The self-assembly of inorganic nanoparticles (NPs) is an attractive strategy to design and fabricate new well-defined functional nanoarchitectures. Among which, nanovesicles have drawn great attentions in a broad range of applications including catalysis, sensors, bioimaging, and drug delivery due to their hollow structures and collective properties of NPs. Currently, other from templated assembly of inorganic NPs at the interfaces, such vesicles can also be assembled in homogeneous solvents with the help of amphiphilic polymers. However, these vesicles are usually at the size larger than 100 nm, which obviously restricts their applications in biomedication, and so on.
Recently, a team led by Prof. Tierui Zhang at the Technical Institute of Physics and Chemistry, CAS (China), Prof. Zhiyong Tang at the National Center of Nanoscience (China) and Prof. Zhihong Nie at University of Maryland (US) reported a novel and versatile strategy to assemble inorganic NPs into sub-50 nm vesicles with single or multiple layers of NPs in the membranes under UV light irradiation.

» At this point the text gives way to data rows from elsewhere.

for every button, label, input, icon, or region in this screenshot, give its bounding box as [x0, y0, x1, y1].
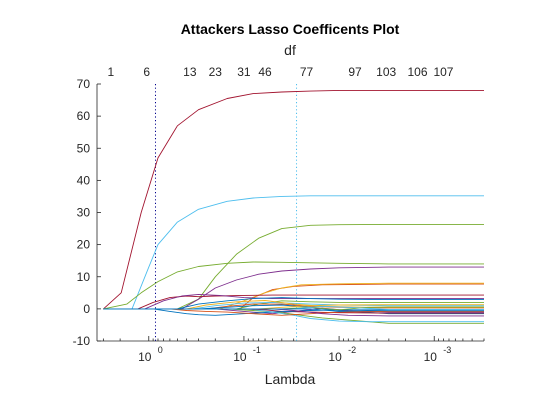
x-tick-label: 10	[424, 350, 438, 364]
coefficient-path	[103, 308, 484, 316]
df-tick-label: 46	[258, 65, 272, 79]
df-tick-label: 6	[143, 65, 150, 79]
y-tick-label: 60	[77, 109, 91, 123]
coefficient-path	[103, 223, 484, 310]
y-tick-label: 30	[77, 206, 91, 220]
x-tick-exponent: -1	[253, 345, 261, 355]
coefficient-path	[103, 195, 484, 310]
x-tick-exponent: -2	[348, 345, 356, 355]
df-tick-label: 1	[108, 65, 115, 79]
coefficient-path	[103, 294, 484, 310]
df-tick-label: 23	[209, 65, 223, 79]
y-tick-label: 50	[77, 141, 91, 155]
y-tick-label: 10	[77, 270, 91, 284]
x-tick-exponent: 0	[158, 345, 163, 355]
y-tick-label: 20	[77, 238, 91, 252]
df-tick-label: 103	[376, 65, 396, 79]
coefficient-path	[103, 266, 484, 310]
y-tick-label: 70	[77, 77, 91, 91]
chart-title: Attackers Lasso Coefficents Plot	[181, 21, 400, 37]
coefficient-path	[103, 293, 484, 310]
coefficient-path	[103, 308, 484, 316]
df-axis-label: df	[284, 42, 296, 58]
y-tick-label: -10	[73, 334, 91, 348]
coefficient-path	[103, 308, 484, 323]
x-tick-label: 10	[328, 350, 342, 364]
df-tick-label: 31	[237, 65, 251, 79]
y-tick-label: 40	[77, 173, 91, 187]
y-tick-label: 0	[83, 302, 90, 316]
df-tick-label: 13	[183, 65, 197, 79]
coefficient-path	[103, 300, 484, 310]
df-tick-label: 106	[407, 65, 427, 79]
coefficient-path	[103, 308, 484, 324]
plot-area: -10 0 10 20 30 40 50 60 70 10 0 10 -1 10 -2 10 -3 1 6 13 23 3…	[73, 65, 485, 364]
coefficient-path	[103, 308, 484, 312]
x-tick-exponent: -3	[443, 345, 451, 355]
df-tick-label: 107	[433, 65, 453, 79]
coefficient-path	[103, 301, 484, 310]
df-tick-label: 97	[348, 65, 362, 79]
coefficient-path	[103, 261, 484, 310]
df-tick-label: 77	[300, 65, 314, 79]
x-axis-label: Lambda	[265, 371, 316, 387]
x-tick-label: 10	[138, 350, 152, 364]
coefficient-path	[103, 297, 484, 310]
coefficient-path	[103, 89, 484, 310]
coefficient-path	[103, 300, 484, 310]
x-tick-label: 10	[233, 350, 247, 364]
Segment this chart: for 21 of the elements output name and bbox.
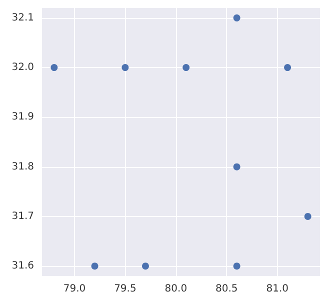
y-tick-label: 32.0 <box>12 62 34 74</box>
point <box>233 14 240 22</box>
point <box>91 262 98 270</box>
x-tick-label: 81.0 <box>266 284 289 294</box>
y-tick-label: 31.6 <box>12 260 34 272</box>
x-tick-label: 79.0 <box>63 284 86 294</box>
point <box>122 64 129 72</box>
x-tick-label: 79.5 <box>114 284 136 294</box>
point <box>142 262 149 270</box>
x-tick-label: 80.0 <box>164 284 188 294</box>
point <box>182 64 190 72</box>
y-tick-label: 32.1 <box>12 12 34 24</box>
y-tick-label: 31.8 <box>12 161 34 172</box>
point <box>50 64 58 72</box>
y-tick-label: 31.9 <box>12 112 34 123</box>
point <box>304 212 312 220</box>
x-tick-label: 80.5 <box>216 284 238 294</box>
point <box>233 262 240 270</box>
point <box>284 64 292 72</box>
y-tick-label: 31.7 <box>12 210 34 222</box>
point <box>233 163 240 170</box>
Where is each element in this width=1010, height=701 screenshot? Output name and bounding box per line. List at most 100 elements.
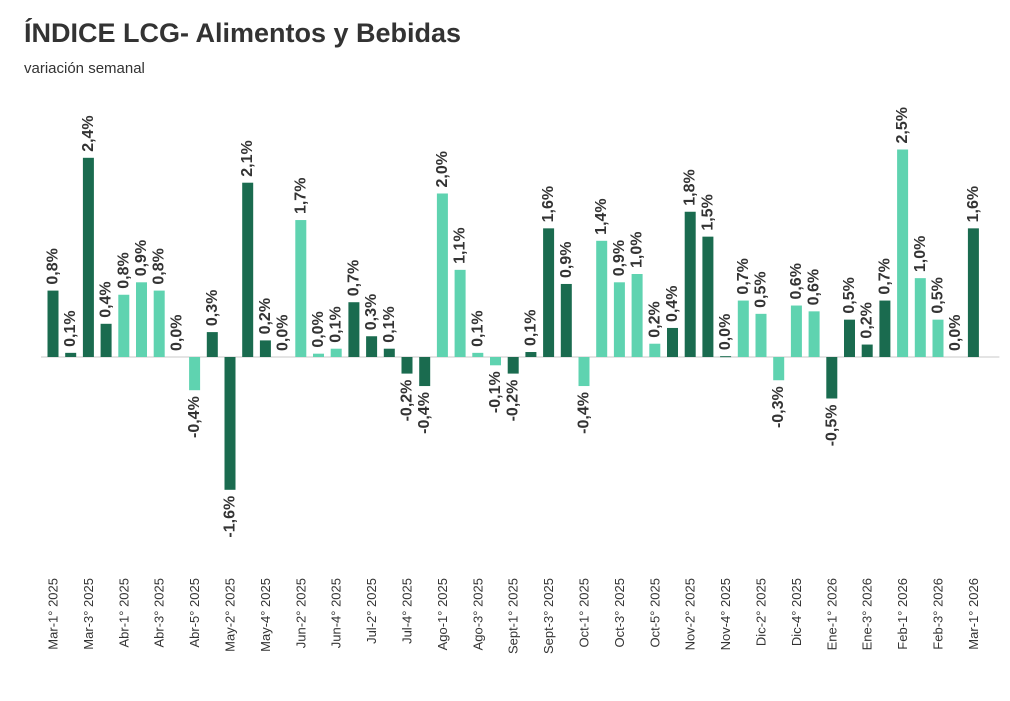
bar-8 bbox=[189, 357, 201, 391]
x-tick-label-48: Feb-1° 2026 bbox=[895, 578, 910, 650]
bar-46 bbox=[861, 344, 873, 357]
bar-20 bbox=[401, 357, 413, 374]
x-tick-label-20: Jul-4° 2025 bbox=[400, 578, 415, 644]
bar-24 bbox=[472, 352, 484, 357]
data-label-50: 0,5% bbox=[930, 277, 947, 313]
x-tick-label-36: Nov-2° 2025 bbox=[683, 578, 698, 650]
x-tick-label-18: Jul-2° 2025 bbox=[364, 578, 379, 644]
bar-33 bbox=[631, 274, 643, 357]
data-label-2: 2,4% bbox=[80, 115, 97, 151]
x-tick-label-6: Abr-3° 2025 bbox=[152, 578, 167, 648]
data-label-40: 0,5% bbox=[753, 271, 770, 307]
x-tick-label-30: Oct-1° 2025 bbox=[577, 578, 592, 648]
data-label-20: -0,2% bbox=[399, 380, 416, 422]
x-tick-label-22: Ago-1° 2025 bbox=[435, 578, 450, 650]
bar-27 bbox=[525, 352, 537, 357]
bar-14 bbox=[295, 220, 307, 357]
x-tick-label-12: May-4° 2025 bbox=[258, 578, 273, 652]
data-label-12: 0,2% bbox=[257, 298, 274, 334]
x-tick-label-40: Dic-2° 2025 bbox=[754, 578, 769, 646]
bar-52 bbox=[967, 228, 979, 357]
x-tick-label-4: Abr-1° 2025 bbox=[116, 578, 131, 648]
data-label-51: 0,0% bbox=[947, 315, 964, 351]
data-label-15: 0,0% bbox=[310, 311, 327, 347]
data-label-28: 1,6% bbox=[540, 186, 557, 222]
data-label-22: 2,0% bbox=[434, 151, 451, 187]
bar-47 bbox=[879, 300, 891, 357]
x-tick-label-32: Oct-3° 2025 bbox=[612, 578, 627, 648]
x-tick-label-14: Jun-2° 2025 bbox=[293, 578, 308, 648]
bar-17 bbox=[348, 302, 360, 357]
data-label-0: 0,8% bbox=[45, 248, 62, 284]
data-label-21: -0,4% bbox=[416, 392, 433, 434]
x-tick-label-26: Sept-1° 2025 bbox=[506, 578, 521, 654]
data-label-46: 0,2% bbox=[859, 302, 876, 338]
bar-10 bbox=[224, 357, 236, 490]
bar-4 bbox=[118, 294, 130, 357]
data-label-42: 0,6% bbox=[788, 263, 805, 299]
data-label-7: 0,0% bbox=[168, 315, 185, 351]
bar-6 bbox=[153, 290, 165, 357]
data-label-9: 0,3% bbox=[204, 290, 221, 326]
bar-48 bbox=[897, 149, 909, 357]
bar-45 bbox=[844, 319, 855, 357]
bar-44 bbox=[826, 357, 838, 399]
x-tick-label-16: Jun-4° 2025 bbox=[329, 578, 344, 648]
bar-12 bbox=[259, 340, 271, 357]
data-label-14: 1,7% bbox=[292, 178, 309, 214]
data-label-25: -0,1% bbox=[487, 371, 504, 413]
data-label-52: 1,6% bbox=[965, 186, 982, 222]
bar-23 bbox=[454, 269, 466, 357]
data-label-49: 1,0% bbox=[912, 236, 929, 272]
x-tick-label-8: Abr-5° 2025 bbox=[187, 578, 202, 648]
chart-title: ÍNDICE LCG- Alimentos y Bebidas bbox=[24, 18, 462, 48]
data-label-30: -0,4% bbox=[576, 392, 593, 434]
bar-32 bbox=[613, 282, 625, 357]
bar-43 bbox=[808, 311, 820, 357]
data-label-17: 0,7% bbox=[345, 260, 362, 296]
data-label-44: -0,5% bbox=[823, 405, 840, 447]
x-tick-label-28: Sept-3° 2025 bbox=[541, 578, 556, 654]
x-tick-label-38: Nov-4° 2025 bbox=[718, 578, 733, 650]
x-tick-label-0: Mar-1° 2025 bbox=[46, 578, 61, 650]
x-tick-label-10: May-2° 2025 bbox=[223, 578, 238, 652]
data-label-13: 0,0% bbox=[275, 315, 292, 351]
bar-11 bbox=[242, 182, 254, 357]
bar-34 bbox=[649, 343, 661, 357]
data-label-8: -0,4% bbox=[186, 396, 203, 438]
data-label-47: 0,7% bbox=[876, 258, 893, 294]
bar-2 bbox=[82, 157, 94, 357]
bar-0 bbox=[47, 290, 59, 357]
bar-28 bbox=[543, 228, 555, 357]
bar-29 bbox=[560, 283, 572, 357]
data-label-24: 0,1% bbox=[469, 310, 486, 346]
bar-41 bbox=[773, 357, 785, 381]
bar-37 bbox=[702, 236, 714, 357]
bar-49 bbox=[914, 278, 926, 357]
data-label-5: 0,9% bbox=[133, 240, 150, 276]
bar-22 bbox=[436, 193, 448, 357]
data-label-38: 0,0% bbox=[717, 314, 734, 350]
bar-36 bbox=[684, 211, 696, 357]
data-label-27: 0,1% bbox=[522, 310, 539, 346]
bar-16 bbox=[330, 348, 342, 357]
bar-30 bbox=[578, 357, 590, 387]
bar-18 bbox=[366, 336, 378, 357]
data-label-29: 0,9% bbox=[558, 241, 575, 277]
data-label-36: 1,8% bbox=[682, 169, 699, 205]
x-tick-label-50: Feb-3° 2026 bbox=[931, 578, 946, 650]
bar-26 bbox=[507, 357, 519, 374]
data-label-3: 0,4% bbox=[98, 281, 115, 317]
bar-9 bbox=[206, 332, 218, 357]
data-label-1: 0,1% bbox=[62, 310, 79, 346]
data-label-16: 0,1% bbox=[328, 306, 345, 342]
bar-39 bbox=[737, 300, 749, 357]
data-label-43: 0,6% bbox=[806, 269, 823, 305]
bar-31 bbox=[596, 240, 608, 357]
x-tick-label-44: Ene-1° 2026 bbox=[824, 578, 839, 650]
bar-50 bbox=[932, 319, 944, 357]
data-label-35: 0,4% bbox=[664, 285, 681, 321]
x-tick-label-52: Mar-1° 2026 bbox=[966, 578, 981, 650]
bar-1 bbox=[65, 352, 77, 357]
data-label-33: 1,0% bbox=[629, 232, 646, 268]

This new approach is very attractive for preparing vesicular structures since light is non-invasive and controllable in both time and space. Better still, unlike commonly used sophisticated photo-responsive ligands, this strategy is based on the photo-oxidation of simple and commercial thiol ligands modified to the surface of NPs. Moreover, the authors also demonstrated that this strategy is versatile to assemble a variety of metal and semiconductor NPs, including Au NPs, Pd NPs, Pt NPs and CdSe quantum dots (QDs), into nanovesicles.
Thanks to the unique porous, hollow and macroscopic structural features, nanovesicles assembled from NPs have significant advantages over individual NPs for many applications. Remarkably, when used in solar-driven hydrogen production, the as-prepared CdSe QD vesicles exhibit not only an improved catalytic activity but also an unprecedented catalytic stability compared with current popularly-used individual QDs. The reason for improved catalytic performances can be attributed to the higher efficiency light harvest of vesicular catalysts and their much more stable structures
In conclusion, this work not only provides a deep understanding of externally-triggered assembly of NPs into hierarchical and functional nanoarchitectures, but also creates numerous new opportunities for catalysis, bioimaging, drug delivery, and therapy applications.